Conclusion: I will gladly post this as a new thread if advisable; it is possible that the error involving “pkexec” and this problem of decrypting a previously created LUKS volume are separate issues. The certain overlap is that both manifestations began occurring at the time of updating/upgrading the existing Whonix instance to the Debian 10/Buster base.
This could be done in parallel. But I don’t have much hope given the non-activity of that bug report and little polkit package version number bumps throughout Debian releases. It’s probably “patches welcome”. Also this doesn’t solve this issue in Whonix 15 since polkit changes would have to wait until Debian bullseye based Whonix for the fixed polkit version to trickle down.
Wasn’t sure about it. Just wanted to make sure non-root users cannot influence this behavior.
Agreed. So for Whonix 15 either pkexec to lxqt-sudo redirection or disabling proc-hidepid by default. Which one would you suggest?
hidepid is a really useful feature and as Whonix is a security focused distro, I think it should stay enabled by default with the redirect at the cost of minor breakage.
In Whonix 15.0.0.6.5-developers-only and above this is fixed.
(15.0.0.6.5-developers-only has some unrelated imperfections. Won’t be released. Higher Whonix release tag and testers-only release coming soon.)
The pkexec wrapper in upgraded security-misc package is functional.
Fixed meaning: I successfully used: gdebi, synaptic, gparted.
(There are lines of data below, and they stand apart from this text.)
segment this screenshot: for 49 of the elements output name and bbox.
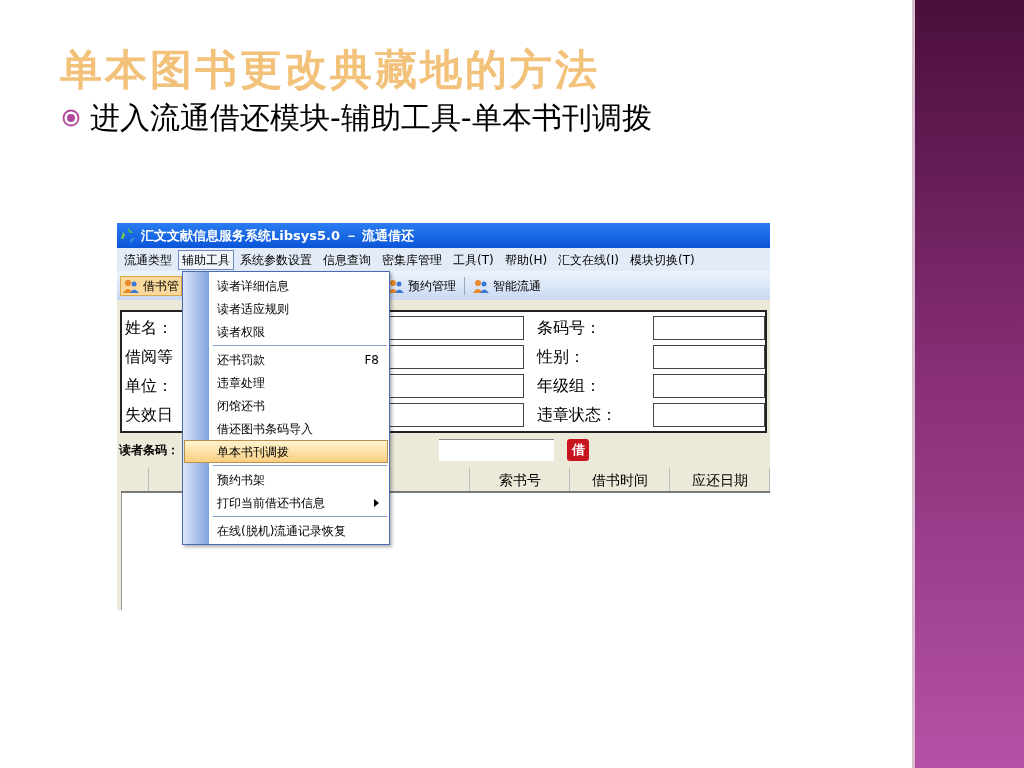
dropdown-item[interactable]: 借还图书条码导入 (184, 417, 388, 440)
field-label: 性别： (537, 346, 586, 369)
menu-item[interactable]: 帮助(H) (499, 249, 553, 270)
borrow-button[interactable]: 借 (567, 439, 589, 461)
text-field[interactable] (653, 345, 765, 370)
menu-item[interactable]: 密集库管理 (377, 249, 447, 270)
column-header[interactable]: 借书时间 (570, 468, 671, 491)
dropdown-item[interactable]: 单本书刊调拨 (184, 440, 388, 463)
dropdown-item[interactable]: 还书罚款 F8 (184, 343, 388, 371)
text-field[interactable] (653, 402, 765, 427)
slide-title: 单本图书更改典藏地的方法 (59, 44, 601, 96)
menu-item[interactable]: 流通类型 (119, 249, 177, 270)
people-icon (123, 278, 139, 293)
field-label: 失效日 (125, 403, 173, 426)
barcode-field[interactable] (439, 439, 554, 461)
dropdown-item[interactable]: 闭馆还书 (184, 394, 388, 417)
column-header[interactable]: 索书号 (470, 468, 571, 491)
field-label: 违章状态： (537, 403, 618, 426)
field-label: 姓名： (125, 317, 173, 340)
window-title: 汇文文献信息服务系统Libsys5.0 － 流通借还 (141, 226, 415, 245)
menu-item[interactable]: 辅助工具 (178, 249, 234, 270)
field-label: 条码号： (537, 317, 602, 340)
dropdown-item[interactable]: 读者适应规则 (184, 297, 388, 320)
menu-item[interactable]: 工具(T) (448, 249, 499, 270)
submenu-arrow-icon (374, 498, 379, 507)
dropdown-item[interactable]: 读者权限 (184, 320, 388, 343)
field-label: 借阅等 (125, 346, 173, 369)
menu-item[interactable]: 信息查询 (318, 249, 376, 270)
reader-barcode-label: 读者条码： (119, 442, 179, 459)
field-label: 年级组： (537, 374, 602, 397)
bullet-text: 进入流通借还模块-辅助工具-单本书刊调拨 (90, 99, 652, 137)
menu-item[interactable]: 汇文在线(I) (553, 249, 624, 270)
field-label: 单位： (125, 374, 173, 397)
menu-item[interactable]: 系统参数设置 (235, 249, 317, 270)
dropdown-item[interactable]: 预约书架 (184, 463, 388, 491)
toolbar-button[interactable]: 智能流通 (473, 276, 541, 295)
column-header[interactable]: 应还日期 (670, 468, 770, 491)
text-field[interactable] (653, 373, 765, 398)
dropdown-item[interactable]: 打印当前借还书信息 (184, 491, 388, 514)
text-field[interactable] (653, 316, 765, 341)
menu-item[interactable]: 模块切换(T) (625, 249, 700, 270)
dropdown-item[interactable]: 在线(脱机)流通记录恢复 (184, 514, 388, 542)
toolbar-button[interactable]: 借书管 (120, 275, 182, 296)
people-icon (473, 278, 489, 293)
dropdown-item[interactable]: 违章处理 (184, 371, 388, 394)
toolbar-button[interactable]: 预约管理 (388, 276, 456, 295)
bullet-icon (62, 109, 80, 127)
dropdown-item[interactable]: 读者详细信息 (184, 274, 388, 297)
people-icon (388, 278, 404, 293)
Yes. Thunar mounting (or auto mounting) of external drives (e.g. a vbox VDI). I can continue to test for you on a Developer OVA. Its current status is it still doesn’t work without giving UDisks2 an explicit policykit exception which is obviously dangerous and not ideal.
pkexec wrapper might be called without us having a chance to know that. Therefore I’ve now added logging when pkexec wrapper is called to systemd journal. (Calls to sudo are similarly logged by Debian default.)
another pkexec related fix (which hopefully won’t lead to more pkexec related regressions):
Due to above change, we at least can now see in journal when pkexec wrapper gets run and what the output of any applications is in case these are failing.
There could be quite a few broken things due to hidepid / pkexec wrapper.
Files containing string path.
#!/bin/bash
for x in $(find /usr/share/polkit-1/actions/ -type f) ; do
echo "$(dpkg -S $x)"
done
How would I test functionality Run Thunar as root? That’s functionality I haven’t discovered yet.
I.e. policykit policy files that don’t contain a /path/to/binary. I’ve read “policykit helps to run an application as non-root while allowing the application to run only these parts as root which require that”.
How would I test the functionality of ktexteditor-data: /usr/share/polkit-1/actions/org.kde.ktexteditor.katetextbuffer.policy?
@Patrick, upgrading to the point release 15.0.0.8.9 in-place, this bug is back again (even in my existing upgraded in-place system in which I had already applied my own manual fix).
I cannot install DEB files with GDebi, cannot launch Synaptic, and ZuluCrypt error at launch.
Investigating my own (re)solution right now and will report back.
Update: This bug is now worse than it was before, and I cannot find a fix. This is all tested on multiple fresh 15.0.0.8.9 OVAs out of the box.
My previous fix of changing ‘auth_admin’ (or ‘no’) to ‘yes’ in various policykit files in /usr/share/polkit-1/actions/ no longer works. (What is overriding that?)
@Patrick that amended code fixed it! GDbei back to normal again. Thank you. (I assume that fix will make its way into the next point release, or however it works.)
I never actually use ZuluCrypt itself.
I didn’t see Thunar external hard drive mounting affected by the recent point release, so with that fix above, at least from my end this issue isn’t present anywhere.